In Adams' case, U.S. District Judge Dale Kimball huddled with attorneys and decided to have jurors answer written questions to determine if there were factors that could increase the punishment.

"We felt we could 'Blakely-ize' the verdict form to add interrogatories to allow the jury to find the sentencing enhancements beyond a reasonable doubt," said Paul Warner, the U.S. attorney for Utah.

The jurors returned July 12 with a guilty verdict on all 17 drug and money laundering charges against Adams, as well as a finding that he had possessed at least 50 grams of methamphetamine and laundered $312,085. The jury also decided Adams was an organizer or leader of a criminal activity that involved at least five participants.

Those decisions will help determine the sentence Adams receives on Oct. 12.

Boren, who pleaded guilty to passing forged checks, was sentenced Tuesday to an 8-month term, less than prosecutors wanted. U.S. District Judge Ted Stewart declined to consider allegations that would have pushed the sentence range to 15 to 21 months.

Prosecutors had argued more money was involved than the $3,310.87 admitted by Boren. But defense attorney Jamie Zenger responded that a jury would have to decide beyond a reasonable doubt that there was a higher amount, and one never did.

Utah's federal judges have disagreed about whether the guidelines remain constitutional.

But Warner said his prosecutors meet twice daily for Blakely screenings, where they make sure all factors affecting a sentence, such as drug quantities, are included in indictments and plea bargains.

Although the U.S. Justice Department argues the high court ruling does not apply to federal sentencing guidelines, "we feel out of an abundance of caution we need to do exactly what we're doing," Warner said.

The guidelines, which went into effect in 1987, were designed to provide fairness in sentences. A sentencing range is established by the type of offense and the defendant's criminal record.

The possible punishment is increased or decreased based on aggravating factors and mitigating circumstances.

The enhancements are the sticking point. A jury decides whether a defendant is guilty of a crime beyond a reasonable doubt, but a judge uses a lower standard - a preponderance of the evidence, or finding that a fact is more probable than not - to determine whether to increase punishment.

Ryan King, a research associate at The Sentencing Project, a Washington, D.C., organization that develops alternative sentencing programs, said sentences can jump dramatically under the guidelines.

"You could go from a five-year sentence to a 20-year sentence based on information that's not proven beyond a reasonable doubt," he said.

King acknowledged the Blakely ruling has sparked concerns about backlogs, but predicted the justice system will adjust.

"We don't want to lose sight of the core value of the decision," he said. "It's a significant step forward for the rights of the defendant under the Sixth Amendment," which provides the right to trial by jury.

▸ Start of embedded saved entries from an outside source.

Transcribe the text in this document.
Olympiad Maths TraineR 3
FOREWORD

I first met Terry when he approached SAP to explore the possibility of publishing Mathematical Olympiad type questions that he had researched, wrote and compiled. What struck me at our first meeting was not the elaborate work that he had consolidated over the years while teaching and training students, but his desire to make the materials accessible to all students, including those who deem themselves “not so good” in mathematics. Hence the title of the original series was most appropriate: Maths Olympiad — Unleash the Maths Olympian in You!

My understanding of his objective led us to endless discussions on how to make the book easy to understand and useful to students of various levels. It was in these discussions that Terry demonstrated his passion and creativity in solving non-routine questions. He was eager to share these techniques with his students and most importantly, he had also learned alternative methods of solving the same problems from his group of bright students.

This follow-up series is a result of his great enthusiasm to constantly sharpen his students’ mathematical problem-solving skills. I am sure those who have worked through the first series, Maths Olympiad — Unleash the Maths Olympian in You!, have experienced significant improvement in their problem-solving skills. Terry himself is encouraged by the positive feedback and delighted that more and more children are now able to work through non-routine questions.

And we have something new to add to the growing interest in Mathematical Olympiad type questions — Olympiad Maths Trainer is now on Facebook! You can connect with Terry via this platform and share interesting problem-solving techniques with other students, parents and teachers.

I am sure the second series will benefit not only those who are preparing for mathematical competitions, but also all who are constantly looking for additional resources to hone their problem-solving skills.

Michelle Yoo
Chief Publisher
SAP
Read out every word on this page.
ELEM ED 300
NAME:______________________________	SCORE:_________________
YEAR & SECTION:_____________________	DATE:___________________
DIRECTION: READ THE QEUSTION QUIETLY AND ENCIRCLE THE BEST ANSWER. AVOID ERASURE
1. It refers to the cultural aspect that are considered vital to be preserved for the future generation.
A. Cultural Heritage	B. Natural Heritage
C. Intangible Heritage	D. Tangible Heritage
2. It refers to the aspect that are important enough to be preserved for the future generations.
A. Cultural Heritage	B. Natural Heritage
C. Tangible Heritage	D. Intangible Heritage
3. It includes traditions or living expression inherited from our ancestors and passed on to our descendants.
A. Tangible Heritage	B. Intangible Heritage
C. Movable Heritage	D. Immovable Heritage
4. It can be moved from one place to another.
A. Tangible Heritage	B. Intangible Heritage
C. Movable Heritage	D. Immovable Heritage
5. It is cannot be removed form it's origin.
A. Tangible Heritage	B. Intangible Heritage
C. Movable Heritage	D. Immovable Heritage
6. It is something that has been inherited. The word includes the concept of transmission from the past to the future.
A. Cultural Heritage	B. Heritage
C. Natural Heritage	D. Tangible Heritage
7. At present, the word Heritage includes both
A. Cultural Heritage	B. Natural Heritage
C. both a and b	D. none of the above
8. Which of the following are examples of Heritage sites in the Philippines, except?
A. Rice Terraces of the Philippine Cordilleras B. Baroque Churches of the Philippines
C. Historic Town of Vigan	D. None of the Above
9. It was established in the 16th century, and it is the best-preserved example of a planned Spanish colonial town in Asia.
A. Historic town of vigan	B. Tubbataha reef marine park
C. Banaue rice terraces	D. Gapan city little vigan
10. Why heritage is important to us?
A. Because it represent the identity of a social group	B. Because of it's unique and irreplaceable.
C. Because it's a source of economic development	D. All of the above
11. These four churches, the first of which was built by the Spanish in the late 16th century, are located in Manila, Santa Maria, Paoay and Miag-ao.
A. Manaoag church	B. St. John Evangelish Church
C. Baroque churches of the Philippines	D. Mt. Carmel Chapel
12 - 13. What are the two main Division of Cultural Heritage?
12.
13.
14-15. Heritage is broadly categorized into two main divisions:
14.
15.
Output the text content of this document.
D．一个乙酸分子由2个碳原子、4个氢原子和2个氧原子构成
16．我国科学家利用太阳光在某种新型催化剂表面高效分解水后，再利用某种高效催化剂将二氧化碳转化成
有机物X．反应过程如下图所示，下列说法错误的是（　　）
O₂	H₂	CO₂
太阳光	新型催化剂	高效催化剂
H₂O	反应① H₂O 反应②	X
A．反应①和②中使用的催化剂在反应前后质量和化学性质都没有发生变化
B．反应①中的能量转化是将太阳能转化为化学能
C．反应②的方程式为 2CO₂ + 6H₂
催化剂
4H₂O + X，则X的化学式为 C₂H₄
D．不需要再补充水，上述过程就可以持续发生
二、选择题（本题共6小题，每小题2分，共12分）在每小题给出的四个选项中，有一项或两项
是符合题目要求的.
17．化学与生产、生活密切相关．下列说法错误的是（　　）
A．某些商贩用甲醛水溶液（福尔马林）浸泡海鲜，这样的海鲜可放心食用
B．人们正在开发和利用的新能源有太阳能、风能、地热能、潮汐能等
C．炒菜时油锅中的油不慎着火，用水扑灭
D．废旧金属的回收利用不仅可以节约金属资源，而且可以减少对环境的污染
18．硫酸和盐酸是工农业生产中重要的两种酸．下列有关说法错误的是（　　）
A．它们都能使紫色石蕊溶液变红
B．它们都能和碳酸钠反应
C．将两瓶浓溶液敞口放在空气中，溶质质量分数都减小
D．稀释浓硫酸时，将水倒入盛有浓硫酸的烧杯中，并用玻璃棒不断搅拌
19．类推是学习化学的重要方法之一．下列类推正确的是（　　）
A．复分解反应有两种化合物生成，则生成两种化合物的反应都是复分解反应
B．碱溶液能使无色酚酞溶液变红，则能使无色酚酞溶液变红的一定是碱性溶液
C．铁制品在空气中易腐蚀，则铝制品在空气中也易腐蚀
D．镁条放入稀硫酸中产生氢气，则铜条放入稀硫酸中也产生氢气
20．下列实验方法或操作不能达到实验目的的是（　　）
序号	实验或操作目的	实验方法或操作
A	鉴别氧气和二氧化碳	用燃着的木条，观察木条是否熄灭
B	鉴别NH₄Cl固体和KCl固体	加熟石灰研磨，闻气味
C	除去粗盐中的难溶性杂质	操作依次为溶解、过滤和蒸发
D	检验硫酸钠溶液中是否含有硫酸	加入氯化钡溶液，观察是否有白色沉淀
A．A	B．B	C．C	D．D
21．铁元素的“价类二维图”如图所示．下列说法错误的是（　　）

However, Michael Goldsmith, a Brigham Young University law professor, predicts "an unbelievable mess" if the Supreme Court decides juries must determine all sentencing factors. Courts will clog as trials become longer and defense attorneys request new sentencings for clients already serving time, he said.

If the guidelines are thrown out, defendants will have fewer safeguards, said Goldsmith, a former member of the U.S. Sentencing Commission, the agency that developed the guidelines. "Prior to the guideline system, a judge could impose any penalty within the statutory range without any explanation," Goldsmith said. "He could give a tough sentence because he didn't like the way you looked or because you were a minority."